Keywords: Exercise; High intensity exercise; Mitral annular disjunction; Mitral valve prolapse; Sudden cardiac death.

Graphical Abstract

Figure 1

Study population, recruitment, and severe ventricular arrhythmia. A total of 160 patients with mitral valve prolapse were invited to an exercise questionnaire of which 136 patients responded. Seventeen had experienced severe ventricular arrhythmia and were interviewed about the activity performed at time of the event. ACA, aborted cardiac arrest; ICD, implantable cardioverter defibrillator; VT, ventricular tachycardia.

Figure 2

Cumulative incidence of severe ventricular arrhythmia according to total lifetime exercise dose below or above 9.6 MET h/week. Panel A shows the cumulative incidence plot displaying higher age-related incidence of severe ventricular arrhythmia in MVP patients with exercise dose above 9.6 MET h/week compared to those with exercise dose below 9.6 MET h/week. Panel B shows the univariate and multivariate logistic regression models for the association between severe VA, exercise dose above 9.6 MET h/week, and age. CI, confidence interval; MET, metabolic equivalents of task; OR, odds ratio; VA, ventricular arrhythmia.

Figure 3

Distribution of lifetime exercise dose and severe ventricular arrhythmias in MVP patients by age. The scatter plot shows the distribution of lifetime exercise dose in MET h/week (y-axis) by the patient’s age at inclusion or at their severe ventricular event (x-axis). There was no association between exercise dose and ventricular arrhythmias [filled dots (OR 1.31, 95% CI 0.61–2.81, per 10-fold increase, P = 0.49)]. There was no association between exercise dose and age in those with arrhythmic events (filled dots, solid line, P = 0.58), nor in those without severe events (open circles, dotted line, P = 0.07).
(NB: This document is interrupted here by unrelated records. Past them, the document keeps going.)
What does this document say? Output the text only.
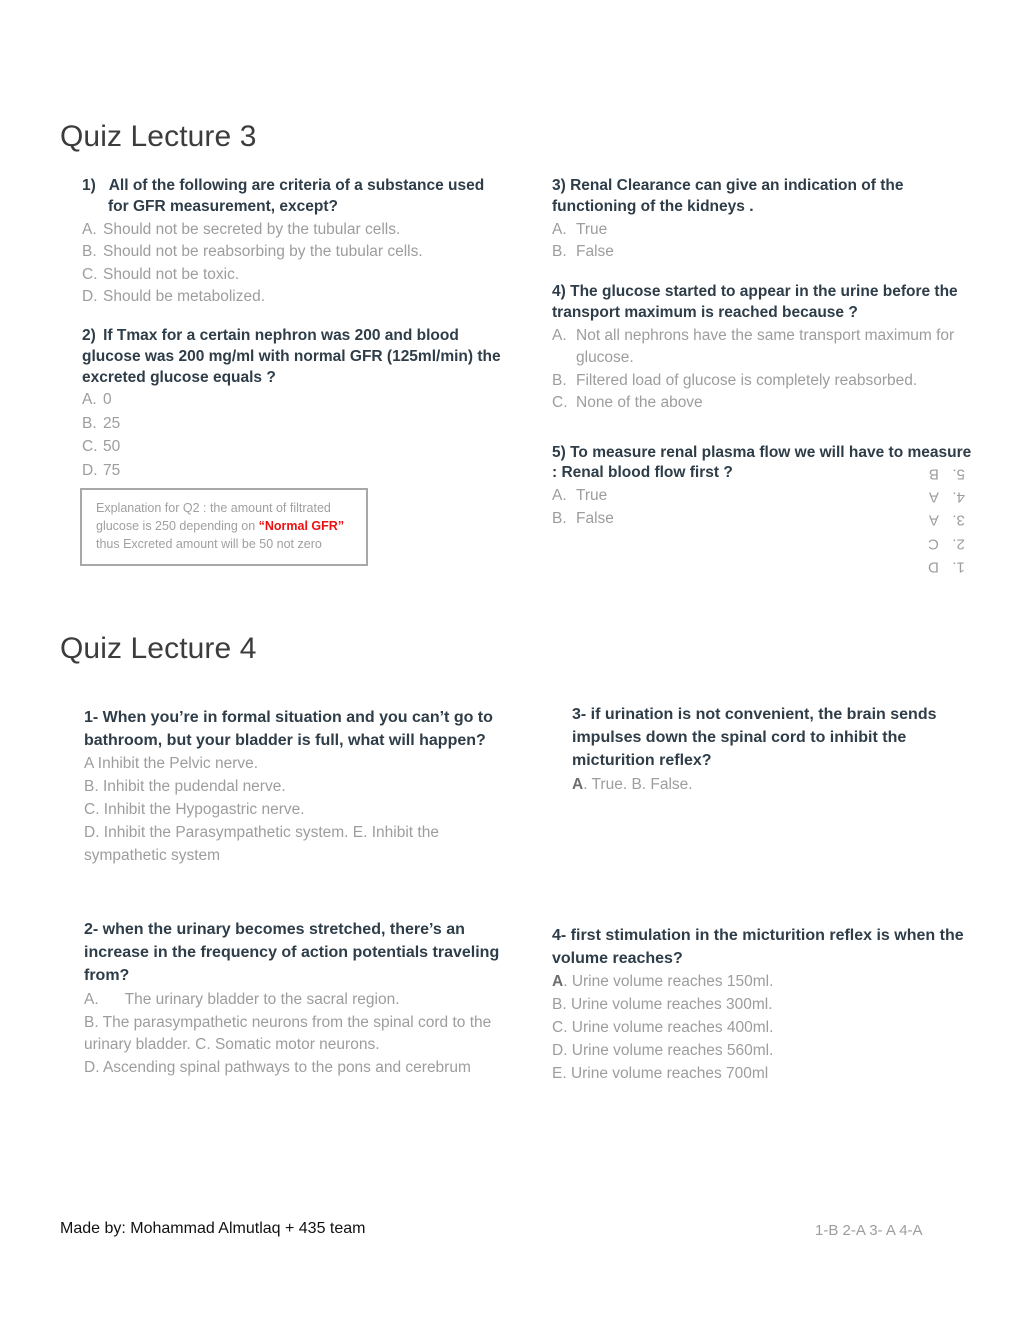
Quiz Lecture 3
1) All of the following are criteria of a substance used for GFR measurement, except?
A. Should not be secreted by the tubular cells.
B. Should not be reabsorbing by the tubular cells.
C. Should not be toxic.
D. Should be metabolized.
2) If Tmax for a certain nephron was 200 and blood glucose was 200 mg/ml with normal GFR (125ml/min) the excreted glucose equals ?
A. 0
B. 25
C. 50
D. 75
Explanation for Q2 : the amount of filtrated
glucose is 250 depending on “Normal GFR”
thus Excreted amount will be 50 not zero
3) Renal Clearance can give an indication of the functioning of the kidneys .
A. True
B. False
4) The glucose started to appear in the urine before the transport maximum is reached because ?
A. Not all nephrons have the same transport maximum for glucose.
B. Filtered load of glucose is completely reabsorbed.
C. None of the above
5) To measure renal plasma flow we will have to measure : Renal blood flow first ?
A. True
B. False
1.
D
2.
C
3.
A
4.
A
5.
B
Quiz Lecture 4
1- When you’re in formal situation and you can’t go to bathroom, but your bladder is full, what will happen?
A Inhibit the Pelvic nerve.
B. Inhibit the pudendal nerve.
C. Inhibit the Hypogastric nerve.
D. Inhibit the Parasympathetic system. E. Inhibit the sympathetic system
2- when the urinary becomes stretched, there’s an increase in the frequency of action potentials traveling from?
A. The urinary bladder to the sacral region.
B. The parasympathetic neurons from the spinal cord to the urinary bladder. C. Somatic motor neurons.
D. Ascending spinal pathways to the pons and cerebrum
3- if urination is not convenient, the brain sends impulses down the spinal cord to inhibit the micturition reflex?
A. True. B. False.
4- first stimulation in the micturition reflex is when the volume reaches?
A. Urine volume reaches 150ml.
B. Urine volume reaches 300ml.
C. Urine volume reaches 400ml.
D. Urine volume reaches 560ml.
E. Urine volume reaches 700ml
Made by: Mohammad Almutlaq + 435 team	1-B 2-A 3- A 4-A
MET, metabolic equivalents of task; MVP, mitral valve prolapse; VA, ventricular arrhythmia.

Figure 4

Receiver operating characteristic (ROC) curve and logistic regression models comparing number of risk factors and the addition of exercise to detect severe ventricular arrhythmias. The ROC curves for two logistic regression models. Model 1 includes the number of risk factors to detect risk of severe ventricular arrhythmia. Model 2 includes the number of risk factors and total lifetime exercise dose to detect the risk of severe ventricular arrhythmia. Adding total lifetime exercise dose to the model did not improve the detection of risk. The bar charts show the comparison of the area under the curve (AUC) of two logistic regression models. The table shows the odds ratios (OR) and P-values from the two logistic regression models. AIC, Akaike information criterion; AUC, area under the curve.